This study demonstrates that a combination of preoperative IVC and pulmonary ultrasound is a feasible way of guiding preprocedural fluid therapy, and it is an effective way to decrease the incidence of early intraoperative hypotension. Of note, the occurrence rate of relative hypotension was relatively high, but the absolute MAP criterion was diagnosed in a rate which was comparable to the results of earlier studies in the CFT group, and we were able to decrease it to lower levels [4, 13, 16]. As MAP < 65 mmHg is a potentially better surrogate of hypoperfusion, we assume that our protocol enabled us to promote patient safety [3], but a further evaluation of hard endpoints is needed.
We provided evidence that our two-step approach is safe, since it did not lead to hazardous fluid overload – as shown in the similar results in both groups’ postoperative P/F ratios and lung ultrasound scores. The observation of bilateral anterior B-profile, a safety limit in our protocol, necessitated the interruption of fluid loading only once. The beneficial effects were achieved by infusing significantly more fluid preoperatively in the treatment group, but it basically meant an earlier administration of a higher proportion of the operative day’s whole dose, which was similar in both groups.
Although all anaesthetists are aware of the well described hazards of intraoperative hypotension, this complication is still an important issue. Despite recent advances in the implementation of enhanced recovery (ERAS) protocols [31, 32], dehydration and hypovolemia can still be common before surgery and they are difficult to diagnose [33, 34]. As the aforementioned guidelines promote restrictive intra- and postoperative fluid therapy, and in the same time alerts anaesthesiologist of the detrimental effects of the liberal use of vasopressors, it is vital to identify patients at risk before procedures. Point-of-care ultrasound was verified as a promising non-invasive method in several studies, where results offered pointing out patients with a potentially modifiable risk [13, 15, 16, 18]. Despite its obvious limitations (e.g., respiratory efforts, right ventricular dysfunction, pericardial disease, higher intraabdominal pressures) [35], the measurement of IVCCI was validated as a tool to guide fluid load before subarachnoid blockade and it effectively helped prevent hypotension [17, 18]. Similar studies for general anaesthesia have not been available yet, possibly due to issues of standardisation.

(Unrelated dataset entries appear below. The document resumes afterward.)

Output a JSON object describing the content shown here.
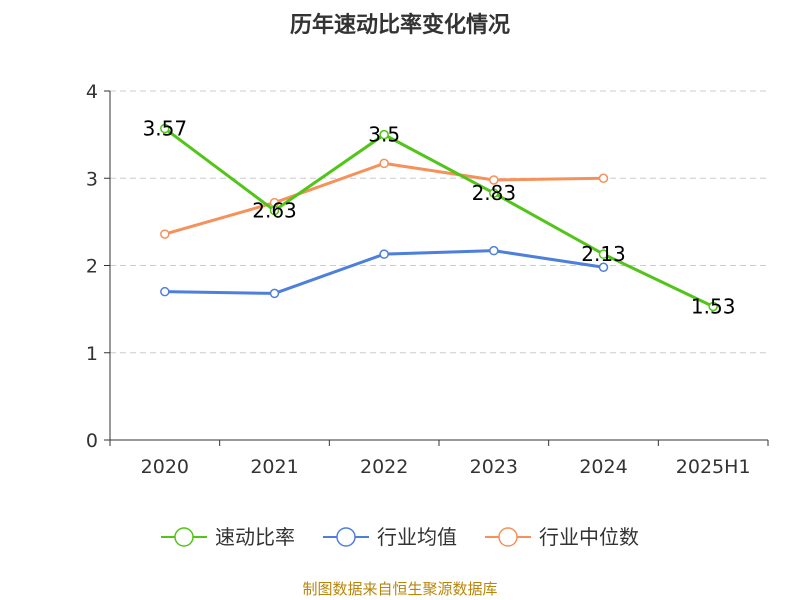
{
  "chart_data": {
    "type": "line",
    "title": "历年速动比率变化情况",
    "categories": [
      "2020",
      "2021",
      "2022",
      "2023",
      "2024",
      "2025H1"
    ],
    "ylim": [
      0,
      4
    ],
    "yticks": [
      "0",
      "1",
      "2",
      "3",
      "4"
    ],
    "grid": "horizontal dashed",
    "legend_position": "bottom",
    "series": [
      {
        "name": "速动比率",
        "color": "#52c41a",
        "values": [
          3.57,
          2.63,
          3.5,
          2.83,
          2.13,
          1.53
        ],
        "labels": [
          "3.57",
          "2.63",
          "3.5",
          "2.83",
          "2.13",
          "1.53"
        ]
      },
      {
        "name": "行业均值",
        "color": "#4e7fdb",
        "values": [
          1.7,
          1.68,
          2.13,
          2.17,
          1.98,
          null
        ]
      },
      {
        "name": "行业中位数",
        "color": "#f5915a",
        "values": [
          2.36,
          2.72,
          3.17,
          2.98,
          3.0,
          null
        ]
      }
    ]
  },
  "source": "制图数据来自恒生聚源数据库"
}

Our study has some obvious limitations. The beneficial effect of USP-guided treatment seemed time dependent, as the between-group differences were more prominent at the immediate postinduction timepoint. It could be, at least partly, explained by the lack of standardisation in the maintenance of anaesthesia and by the variability of the exact start of surgical manipulation (including patient positioning). The timeframe for registering intraoperative hypotension was 12 minutes at most. This allowed us not to interfere with surgical manipulations or positioning and we did not have to postpone the start of the surgical intervention. A similar sized study of from Myrberg et al., where preoperative fluid bolus was not linked to ultrasound findings, seemed similarly effective [36], but the option of individualising the fluid loading in our protocol is an additive potential. A second limitation was accepted in order not to create a cumbersome protocol, and we limited the occasions of preoperative ultrasounds to two. This allowed for an easy-to-intervene evaluation, but some of the patients with subclinical hypovolemia probably remained untreated.
Our secondary outcome measures were appropriate to verify the safety of our USP, but we did not detect better early postoperative organ functions. These differences are also dependent on the treatment standards of the ‘control’ group. The potentially detrimental outcomes, like postoperative oliguria or lactic acidosis were rare in both study groups – possibly because we used fluid therapy of similar overall amounts on the operative day. A well performed interventional study aiming to decrease the risk of renal failure by preoperative hydration used a much higher amount of infusion than we did, and also failed to verify the effectiveness of their protocol [37]. The daily intravenous fluid regimens in our study can be classified ‘liberal’ as defined by a meta-analysis from Varadhan et al. (> 2.75 litres per day) [38], but absolute limits of fluid therapy are less useful to distinguish restrictive and liberal protocols, especially when less attention was paid to the estimation of preoperative dehydration in some previous studies. A similar ‘liberal’ therapy was not associated with a lower rate of disability-free survival and even decreased the risk of renal failure compared to a ‘restrictive’ protocol [34].